Habríamos ido en agosto a Sarabia a visitar la casa de los abuelos. Mís tíos regresarían de Estados Unidos y habría asado de boda, chicharrones, tambora y norteño. Entraríamos al patio que abuelita Rita barría día y noche sin descanso, quitaríamos la cadena de la puerta y atravesaríamos el zaguán para entrar a las “salas” y dejarnos caer sobres la frescura de las camas que ella, mi abuelita, había hecho más altas de lo normal con latas de chiles jalapeños.

Ahora ya no podemos. En el gran patio de la casa de mi abuelito Pedro y mi abuelita Rita deambula una vaca, esa que todos vimos en cadena nacional, abandonada a su suerte, al capricho de otros. De los cuartos un olor nauseabundo emana y seca las pocas plantas que sobrevivieron: es el olor del saqueo, del asco que nos provoca pensar en las manos asesinas que revolvieron las ropas, las fotografías, los recuerdos y las esperanzas de nuestros abuelos, nuestras hermanas, nuestras madres y nuestros amigos.

Del Yeje o del Colorado, de Villa Hermosa o de González saldrían las camionetas de los durazneros cargadas de rejas apretadas de fruta. Por las laderas de la loma bajarían las vacas repuestas y panzonas gracias al buen año. Habría rodeos, jugadas de beisbol en Palmas Altas; de rancho a rancho viajarían los jugadores en las cajas de las camionetas, algunos se reirían de las "charras" que contaría el gracioso del pueblo; otros se mantendrían en silencio pensando el picheo de esa mañana.

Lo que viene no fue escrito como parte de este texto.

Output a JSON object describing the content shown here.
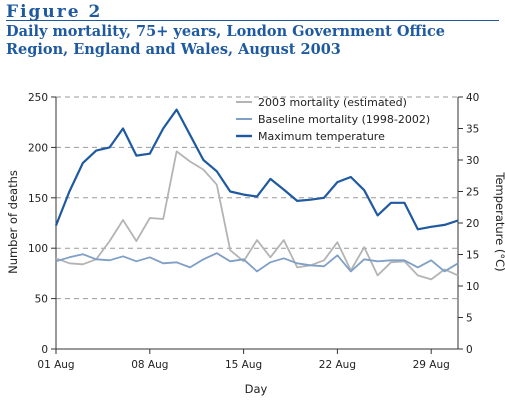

Lo que se ve ahora son las caravanas. Las tristes filas de los desplazados, largas como su miedo, serpenteantes como chirrioneras invisibles que les acalambran las piernas. Aunque hace ya mucho que pasaron, todavía se escucha el silencio de su travesía: aquí es mejor no reír, no hacer ruido, entrar rápido y salir con lo poco que queda, aguantarse las ganas de llorar frente a los corrales y los talleres, a un lado de los cascajos de las camionetas desmanteladas, morderse los labios para que los de la guardia no les vean el llanto, para que no caiga sobre la tierra y los otros lo pisoteen cuando regresen de madrugada. Por la ladera hay un reguero de huesos secados por el tiempo, ¿serán las vacas o serán hombres?

A Jerez venían a las ferias, al mandado, a comprar botines o fierros viejos, el cambio de ropa para la fiesta de la virgen. Llegaban los domingos o el sábado de Gloria, se quedan un día o tres y subían de nuevo a sus ranchos dejándonos sus adioses, sus saludos, sus “dios se lo pague” y sus “cómo esté mucho”.

Ahora no tienen palabras. Apenas y traen consigo lo que llevan puesto. Los más afortunados ocupan las casas solas de sus parientes; a los otros les falta un rincón, un techo. Unos y otros se acomodan como pueden y no saben, de veras no saben, por cuánto tiempo han de quedarse.

Los que han leído mis cuentos, los que me conocen, saben del amor que siento por Sarabia, por sus historias y sus recuerdos. Allí vivieron toda su vida mis abuelos, de allí salieron mis familiares a ganarse la vida, a juntar algo para poder regresar a vivir su vejez en la casa que los vio nacer. Por eso la impotencia y el desconsuelo, la tristeza que me causa el abandono de las tierras, de las casas, de la vida. Pero sé que mi pena o mi encono no se compara con la desesperanza, el miedo y el coraje de las mujeres y los hombres que han visto cómo les han arrebatado el patrimonio, la tranquilidad, su derecho a vivir en paz. No les queda más que la dignidad y el abandono.

La dignidad es de ellos, esa no se pierde; el abandono se los ha restregado en la cara el gobierno, llámese como se llame, del nivel que sea. Y no es justo, no es humano, no tiene perdón.